There is a zone of success for each set. The setter and attacker must work together to understand the concepts for each specific play and set that the coach runs in the offense. Most errors in setting, and therefore the offense, occur when a setter tries to pinpoint the set. The general concepts that a setter should have include: 

  1. Never pinpoint a set. Always give the hitters a range in which to expect to receive the ball, which includes a width along the net, height variations and some speed changes. 
  2. Never under-set the ball or set it too short. It is almost always better to over-set, go too high, allowing the hitter a good swing at the ball. 
  3. Usually the set should be too slow, rather than to fast. This is of special concern with the fast center-sets. With high sideline sets, there is a zone that starts on the sideline and extends into the court for several feet. This set should never travel outside the antenna, over the net or too low. It must stay off the net a couple of feet to allow the hitters a chance to take a full swing at the ball and reduce the size of the block’s court coverage. Unfortunately, we often picture the high outside set landing on the sideline, rather close to the net. If this is your goal, you are likely to rake lots of errors by pushing it to wide or over the net. Thus on this set you can “safely” err by setting it too high, too far inside, or too deep as these are situations that a hitter can compensate for. With the faster sets, the basic rules still apply. It should never cross the net without passing the hitter’s outside shoulder, must be high enough to allow the hitter to reach and made in front of the hitter’s midline of the body. If the set is too low, crosses the net in front of the hitter, or is set across the hitter’s body before it is hittable, lots of errors will occur. All sets, fast or not, can become reasonably high-percentage plays as long as you work within your skills and offensive play range. Since you control more of the game than anyone else, you will be getting more attention from the coach and must work harder. 
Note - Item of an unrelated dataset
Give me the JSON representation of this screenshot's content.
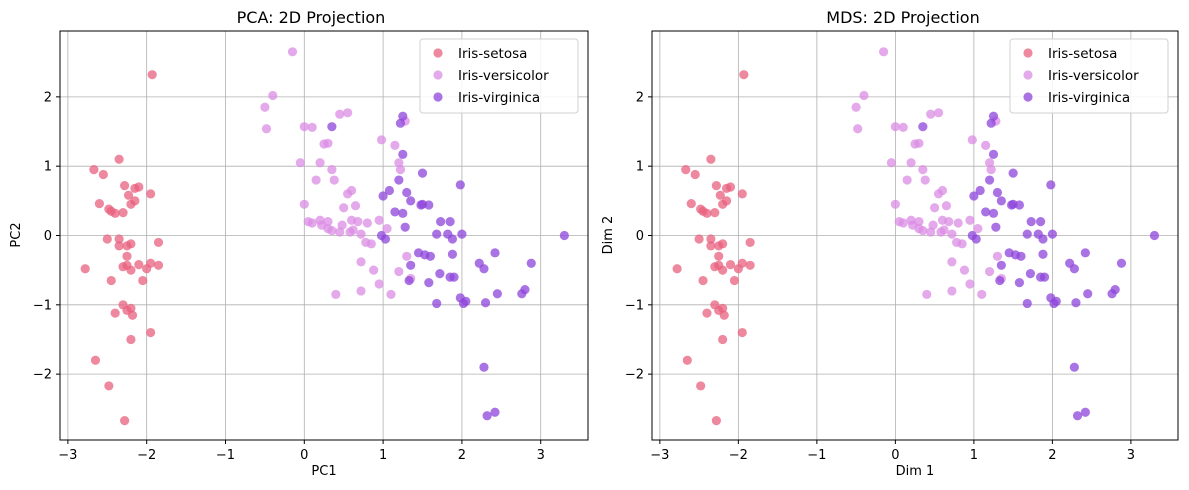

There is no key to success like game-like repetition. Setters must touch many balls per practice and set, more than anything else. Setters must learn to react instinctively to almost any situation in the game; they can’t train by merely setting from a stationary position. Setters must learn to set from a variety of game-possible positions. Setters should never catch a ball in practice when setting; they should always try to set it. Their spatial awareness and orientation abilities must cover the whole court and beyond so they can always set it to the correct spot on the court. Setting an offense is a joint project with the coach who helps with the tactics and attackers who are awaiting the sets. 

A team rarely can exceed that abilities of its setters; strive to always play and train to become the best setter you can be.